Larger enterprises, meanwhile, are actually paying slightly more for wireless voice services, says Charles Gerlach, managing director of consulting at In-Stat. Often locked into long-term contracts, and unable to track usage as precisely as smaller businesses, large enterprises so far have been unable to take advantage of falling prices and new, more flexible payment plans.

"Many large organizations are paying monthly charges for at least some employees who don’t use their phones," adds Gerlach, "or are not even employed there anymore."

Complex market forces are forcing service providers to offer attractive and innovative plans and pricing options to enterprises. While revenue per user (RPU) has been falling for sometime for cellular voice service on the consumer side, carriers have been able to keep prices relatively flat on the enterprise side. That is no longer the case, particularly as enterprises shift to voice-over-IP and data services become more important and widespread.

"Voice RPUs are going down," says Tole Hart, research director for mobile devices at Gartner Inc. , "so [carriers] have to find additional data revenue. They're trying to figure out a way to do that, and that's really the challenge."

The shrinking premium
That challenge is made tougher by the fact that average revenues for data services are also falling.

"The data pricing trend is downward," says Craig Mathias, principal wireless analyst at the Farpoint Group . "We're expecting unlimited wireless broadband services in the $35-$45 range in the next year or so. There will always be a premium for wireless, but the objective is to get to the same price point as wired."

In this case, big corporations can learn from their smaller rivals, as the aggressive approach to tracking employee use -- and finding attractive service options that combine voice and data -- filters upward.

"We see evidence that large organizations are becoming more aggressive at seeking to understand and control their spending on wireless services," says In-Stat's Gerlach, "and we believe that this is likely to lead to some pressure to reduce the rates that they are paying."

Other factors include the spread of dualmode WiFi/cellular handsets, and the market debut of true mobile broadband connections, in the form of WiMax networks. Once the handoff from cellular networks to WiFi becomes truly transparent to the user, says FarPoint's Mathias, prices have only one way to go.

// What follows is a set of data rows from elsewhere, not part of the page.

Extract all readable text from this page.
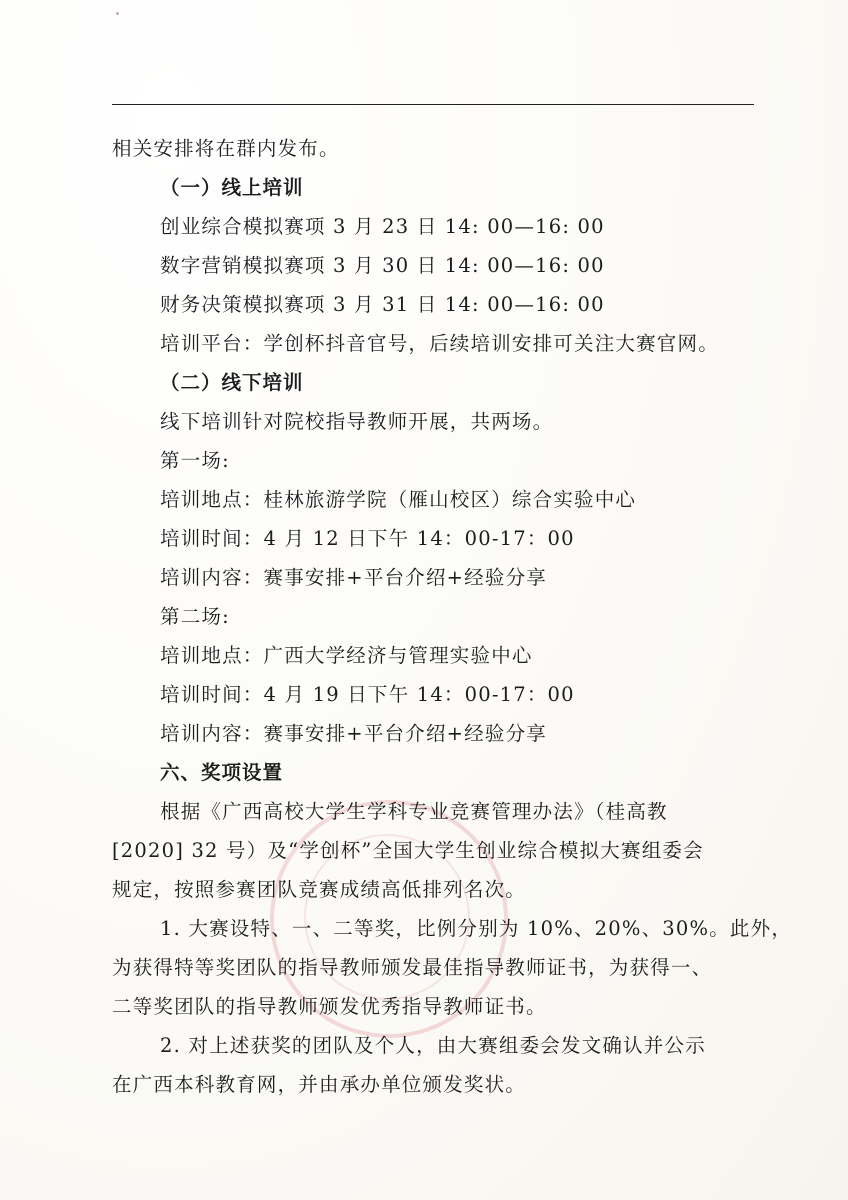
相关安排将在群内发布。
（一）线上培训
创业综合模拟赛项 3 月 23 日 14: 00—16: 00
数字营销模拟赛项 3 月 30 日 14: 00—16: 00
财务决策模拟赛项 3 月 31 日 14: 00—16: 00
培训平台：学创杯抖音官号，后续培训安排可关注大赛官网。
（二）线下培训
线下培训针对院校指导教师开展，共两场。
第一场:
培训地点：桂林旅游学院（雁山校区）综合实验中心
培训时间：4 月 12 日下午 14：00-17：00
培训内容：赛事安排+平台介绍+经验分享
第二场:
培训地点：广西大学经济与管理实验中心
培训时间：4 月 19 日下午 14：00-17：00
培训内容：赛事安排+平台介绍+经验分享
六、奖项设置
根据《广西高校大学生学科专业竞赛管理办法》（桂高教
[2020] 32 号）及“学创杯”全国大学生创业综合模拟大赛组委会
规定，按照参赛团队竞赛成绩高低排列名次。
1. 大赛设特、一、二等奖，比例分别为 10%、20%、30%。此外，
为获得特等奖团队的指导教师颁发最佳指导教师证书，为获得一、
二等奖团队的指导教师颁发优秀指导教师证书。
2. 对上述获奖的团队及个人，由大赛组委会发文确认并公示
在广西本科教育网，并由承办单位颁发奖状。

"WiFi, of course, is terribly inexpensive to deploy," Mathias says, "so that will have a downward effect as well." (See Going Global, Keeping It Simple.)

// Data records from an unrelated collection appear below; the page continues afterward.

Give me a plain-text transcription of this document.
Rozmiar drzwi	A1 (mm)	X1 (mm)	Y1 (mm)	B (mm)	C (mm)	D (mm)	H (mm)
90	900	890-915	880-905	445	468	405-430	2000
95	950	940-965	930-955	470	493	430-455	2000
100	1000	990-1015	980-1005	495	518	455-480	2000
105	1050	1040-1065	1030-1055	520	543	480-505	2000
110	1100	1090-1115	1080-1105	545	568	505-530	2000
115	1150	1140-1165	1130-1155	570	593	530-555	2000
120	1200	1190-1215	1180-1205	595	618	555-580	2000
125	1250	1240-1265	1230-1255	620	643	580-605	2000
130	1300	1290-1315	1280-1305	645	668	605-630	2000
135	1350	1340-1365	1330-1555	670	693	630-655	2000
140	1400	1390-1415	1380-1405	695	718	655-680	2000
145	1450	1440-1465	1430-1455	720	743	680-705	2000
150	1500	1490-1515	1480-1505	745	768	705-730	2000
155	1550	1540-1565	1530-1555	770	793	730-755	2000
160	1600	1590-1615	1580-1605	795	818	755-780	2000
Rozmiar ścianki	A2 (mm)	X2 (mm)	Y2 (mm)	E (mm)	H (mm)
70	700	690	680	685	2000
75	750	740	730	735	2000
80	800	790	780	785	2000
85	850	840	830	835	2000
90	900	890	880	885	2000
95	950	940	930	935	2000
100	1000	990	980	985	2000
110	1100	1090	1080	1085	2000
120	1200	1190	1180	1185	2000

Once WiMax becomes a reality -- which will likely not be for another year or two -- it will force more pricing upheaval onto service providers. Enterprises may be willing to pay more for new WiMax service, if it allows them to replace other legacy networking equipment and services. (See WiMax Anti-CliMax.)

"For half again of what you're paying for a DSL connection, for example, if I can give you broadband anywhere you want it, would you pay for that?" asks Andy McKinnon, principal for WiMax in Europe, the Middle East, and Africa for Motorola Inc. (NYSE: MOT). "We're seeing this rapid increase in the nomadic use of high-speed connections in terms of WiFi hotspots. Once you have true broadband on the move, many people would pay for it if it provided a similar experience. That's the capability of WiMax technology."